Heft bestellen - Rossfeld Bergpreis - Legenden am Rossfeld: Sepp Greger

Originalton Greger: "Schau da de heitign formö ans foara au, de haum jo a gummibandl um eana rundum, do muas ana schau gauns depad sei waun a si do wos duat. Oba mia haum nix ghobt, links bam, rechts a föswaund, Bergrennen woan oiwei gfeali, bei uns do woa nix do, oiss woa improvisiat, wie mia augfaunga haum, do hot si hoit jeda beheaschn miassn."

Text: Siegfried C. Strasser
Photos: Edition Snowfish

  ImageVielleicht ist es nicht wirklich das Beherrschen gewesen, das den Sepp immer so sicher und schnell zum Gipfel getrieben hat.  Da gehören wahrscheinlich auch ein gerüttelt Maß an Fingerspitzengefühl, absolute Konzentration, phänomenale Reflexe im Grenzbereich und jene Portion Glück dazu, die jeder erfolgreiche Sportler braucht.
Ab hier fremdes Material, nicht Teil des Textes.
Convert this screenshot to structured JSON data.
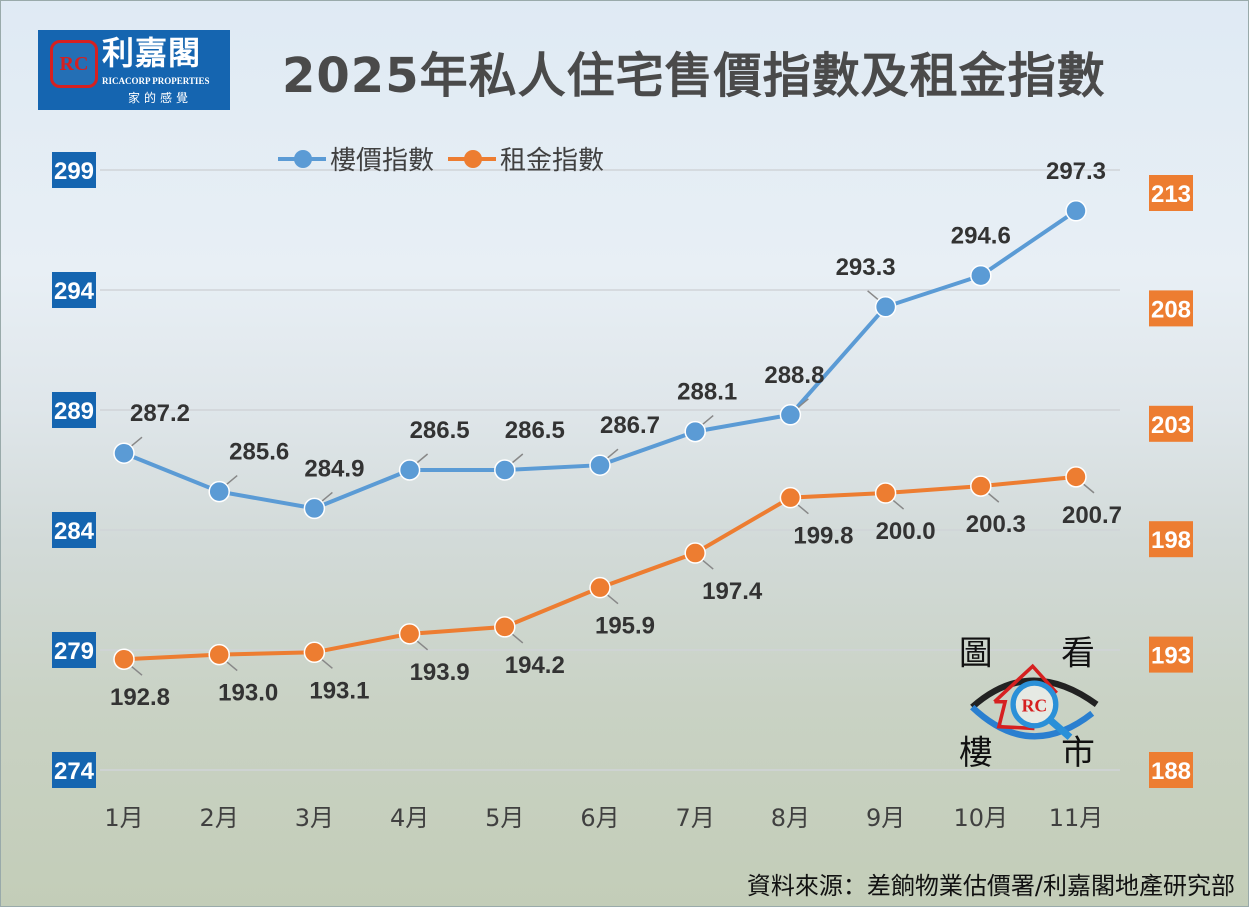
{
  "title": "2025年私人住宅售價指數及租金指數",
  "logo": {
    "name": "利嘉閣",
    "english": "RICACORP PROPERTIES",
    "slogan": "家的感覺",
    "mark": "RC"
  },
  "watermark": {
    "chars": [
      "圖",
      "看",
      "樓",
      "市"
    ]
  },
  "source": "資料來源：差餉物業估價署/利嘉閣地產研究部",
  "colors": {
    "price": "#5b9bd5",
    "rent": "#ed7d31",
    "left_axis_box": "#1565b0",
    "right_axis_box": "#ed7d31"
  },
  "chart_data": {
    "type": "line",
    "title": "2025年私人住宅售價指數及租金指數",
    "categories": [
      "1月",
      "2月",
      "3月",
      "4月",
      "5月",
      "6月",
      "7月",
      "8月",
      "9月",
      "10月",
      "11月"
    ],
    "series": [
      {
        "name": "樓價指數",
        "axis": "left",
        "values": [
          287.2,
          285.6,
          284.9,
          286.5,
          286.5,
          286.7,
          288.1,
          288.8,
          293.3,
          294.6,
          297.3
        ]
      },
      {
        "name": "租金指數",
        "axis": "right",
        "values": [
          192.8,
          193.0,
          193.1,
          193.9,
          194.2,
          195.9,
          197.4,
          199.8,
          200.0,
          200.3,
          200.7
        ]
      }
    ],
    "y_left": {
      "range": [
        274,
        299
      ],
      "ticks": [
        "274",
        "279",
        "284",
        "289",
        "294",
        "299"
      ]
    },
    "y_right": {
      "range": [
        188,
        213
      ],
      "ticks": [
        "188",
        "193",
        "198",
        "203",
        "208",
        "213"
      ]
    },
    "grid": true,
    "legend": "top-left"
  }
}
Das galt wohl besonders für eine Epoche, in der der Sepp seine beste Zeit hatte, die sechziger Jahre, die man zu den gefährlichsten zählen muss in der Geschichte des Motorsports. Ein Beispiel? Kaum war er so richtig auf den Geschmack gekommen und schickte sich an, die sehr guten Resultate, die er als Privatfahrer erzielte, auf berühmten Rennstrecken mit immer stärkeren Autos noch zu verbessern, da ereilte ihn ein schwerer Unfall, der ihn beinahe auf einen Schlag um mehr als eine stolze Karriere gebracht hätte.
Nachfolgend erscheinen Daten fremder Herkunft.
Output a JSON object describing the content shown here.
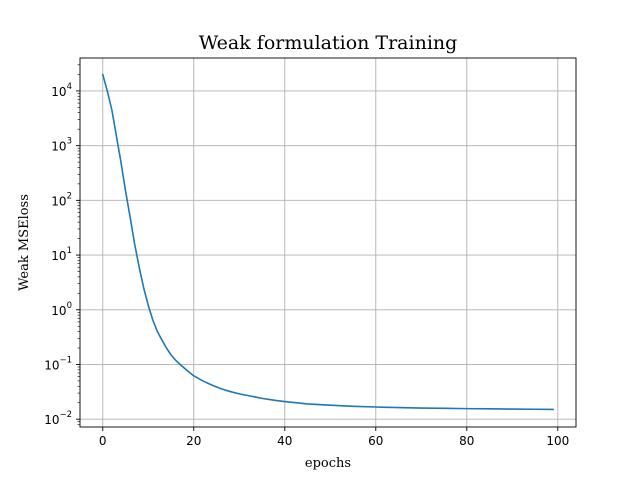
{
  "chart_data": {
    "type": "line",
    "title": "Weak formulation Training",
    "xlabel": "epochs",
    "ylabel": "Weak MSEloss",
    "xlim": [
      -5,
      104
    ],
    "ylim": [
      0.0072,
      40000
    ],
    "yscale": "log",
    "grid": true,
    "xticks": [
      0,
      20,
      40,
      60,
      80,
      100
    ],
    "xtick_labels": [
      "0",
      "20",
      "40",
      "60",
      "80",
      "100"
    ],
    "yticks": [
      0.01,
      0.1,
      1,
      10,
      100,
      1000,
      10000
    ],
    "ytick_labels": [
      {
        "base": "10",
        "exp": "−2"
      },
      {
        "base": "10",
        "exp": "−1"
      },
      {
        "base": "10",
        "exp": "0"
      },
      {
        "base": "10",
        "exp": "1"
      },
      {
        "base": "10",
        "exp": "2"
      },
      {
        "base": "10",
        "exp": "3"
      },
      {
        "base": "10",
        "exp": "4"
      }
    ],
    "series": [
      {
        "color": "#1f77b4",
        "x": [
          0,
          1,
          2,
          3,
          4,
          5,
          6,
          7,
          8,
          9,
          10,
          11,
          12,
          13,
          14,
          15,
          16,
          17,
          18,
          19,
          20,
          22,
          24,
          26,
          28,
          30,
          32,
          35,
          38,
          40,
          45,
          50,
          55,
          60,
          65,
          70,
          75,
          80,
          85,
          90,
          95,
          99
        ],
        "y": [
          20000,
          10000,
          4500,
          1500,
          500,
          150,
          50,
          16,
          6,
          2.5,
          1.2,
          0.65,
          0.4,
          0.28,
          0.2,
          0.15,
          0.12,
          0.1,
          0.085,
          0.072,
          0.062,
          0.05,
          0.042,
          0.036,
          0.032,
          0.029,
          0.027,
          0.024,
          0.022,
          0.021,
          0.019,
          0.018,
          0.0172,
          0.0167,
          0.0163,
          0.016,
          0.0158,
          0.0156,
          0.0155,
          0.0153,
          0.0152,
          0.0151
        ]
      }
    ]
  }
}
Beim Klagenfurter Flugplatzrennen 1960 kollidierte er in seinem Porsche RS K mit David Pipers Lotus 15. Dieser rutschte ihm ins Cockpit und dabei wurde Greger der linke Arm abgerissen.  Wenn man das Wrack des Greger-Porsche sieht, kann man kaum glauben, dass der Pilot dem Blechhaufen lebend entrinnen konnte.  Doch ärztliche Kunst schaffte es sogar, aus den Knochenteilen ein funktionsfähiges Gelenk "zusammenzubasteln".  Gott sei Dank kam der Sepp später nie mehr in eine solch lebensbedrohliche Situation, der Unfall in Klagenfurt war sein schwerster.
Wer war dieser Joseph "Sepp" Greger, der am Rossfeld sagenhafte fünfzehnmal am Start stand, also bei jedem Rennen?
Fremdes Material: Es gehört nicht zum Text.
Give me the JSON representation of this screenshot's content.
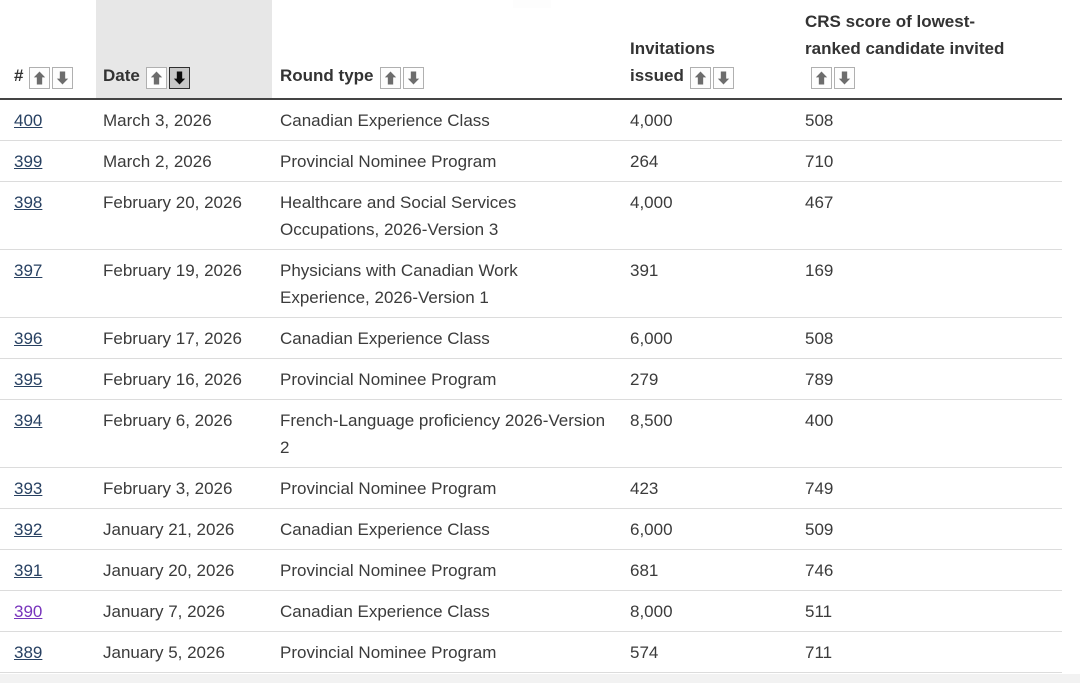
{
  "colors": {
    "link": "#284162",
    "link_visited": "#7834bc",
    "body_text": "#3b3b3b",
    "header_text": "#333333",
    "sorted_column_highlight": "#e7e7e7",
    "sort_button_active_bg": "#c7c7c7",
    "row_divider": "#dcdcdc",
    "header_border": "#444444",
    "bottom_bar": "#f2f2f2"
  },
  "icons": {
    "ascending": "sort-ascending-arrow-up-icon",
    "descending": "sort-descending-arrow-down-icon"
  },
  "table": {
    "columns": [
      {
        "id": "number",
        "label": "#",
        "sortable": true,
        "sort_state": "none",
        "highlighted": false
      },
      {
        "id": "date",
        "label": "Date",
        "sortable": true,
        "sort_state": "descending",
        "highlighted": true
      },
      {
        "id": "round_type",
        "label": "Round type",
        "sortable": true,
        "sort_state": "none",
        "highlighted": false
      },
      {
        "id": "invitations",
        "label": "Invitations issued",
        "sortable": true,
        "sort_state": "none",
        "highlighted": false
      },
      {
        "id": "crs",
        "label": "CRS score of lowest-ranked candidate invited",
        "sortable": true,
        "sort_state": "none",
        "highlighted": false
      }
    ],
    "rows": [
      {
        "number": "400",
        "date": "March 3, 2026",
        "round_type": "Canadian Experience Class",
        "invitations": "4,000",
        "crs": "508",
        "visited": false
      },
      {
        "number": "399",
        "date": "March 2, 2026",
        "round_type": "Provincial Nominee Program",
        "invitations": "264",
        "crs": "710",
        "visited": false
      },
      {
        "number": "398",
        "date": "February 20, 2026",
        "round_type": "Healthcare and Social Services Occupations, 2026-Version 3",
        "invitations": "4,000",
        "crs": "467",
        "visited": false
      },
      {
        "number": "397",
        "date": "February 19, 2026",
        "round_type": "Physicians with Canadian Work Experience, 2026-Version 1",
        "invitations": "391",
        "crs": "169",
        "visited": false
      },
      {
        "number": "396",
        "date": "February 17, 2026",
        "round_type": "Canadian Experience Class",
        "invitations": "6,000",
        "crs": "508",
        "visited": false
      },
      {
        "number": "395",
        "date": "February 16, 2026",
        "round_type": "Provincial Nominee Program",
        "invitations": "279",
        "crs": "789",
        "visited": false
      },
      {
        "number": "394",
        "date": "February 6, 2026",
        "round_type": "French-Language proficiency 2026-Version 2",
        "invitations": "8,500",
        "crs": "400",
        "visited": false
      },
      {
        "number": "393",
        "date": "February 3, 2026",
        "round_type": "Provincial Nominee Program",
        "invitations": "423",
        "crs": "749",
        "visited": false
      },
      {
        "number": "392",
        "date": "January 21, 2026",
        "round_type": "Canadian Experience Class",
        "invitations": "6,000",
        "crs": "509",
        "visited": false
      },
      {
        "number": "391",
        "date": "January 20, 2026",
        "round_type": "Provincial Nominee Program",
        "invitations": "681",
        "crs": "746",
        "visited": false
      },
      {
        "number": "390",
        "date": "January 7, 2026",
        "round_type": "Canadian Experience Class",
        "invitations": "8,000",
        "crs": "511",
        "visited": true
      },
      {
        "number": "389",
        "date": "January 5, 2026",
        "round_type": "Provincial Nominee Program",
        "invitations": "574",
        "crs": "711",
        "visited": false
      }
    ]
  }
}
Anlässlich der Rossfeld Historic 2002 sprach ich mit einem rüstigen, hochgewachsenen, sehr dünnen 87-Jährigen, der mit einem hellblauen Porsche 356 C dabei war. Als ich ihn bei der Feier auf der Solitude zum 80er von Hans Herrmann sechs Jahre später wieder traf, wirkte er allerdings schon sehr gebrechlich. Aber seine Vita klingt fast wie das Märchen von "Hans im Glück", auch wenn dieser Hans Josef heißt.  "Ich komme aus ganz armen Verhältnissen. Ich war ein uneheliches Kind, wurde am 4. Februar 1915, mitten im Ersten Weltkrieg, in Klosterscheyern bei Pfaffenhofen geboren, als einer von drei Buben, eine Schwester starb schon im Kindesalter, meine zwei Brüder sind schon lange tot.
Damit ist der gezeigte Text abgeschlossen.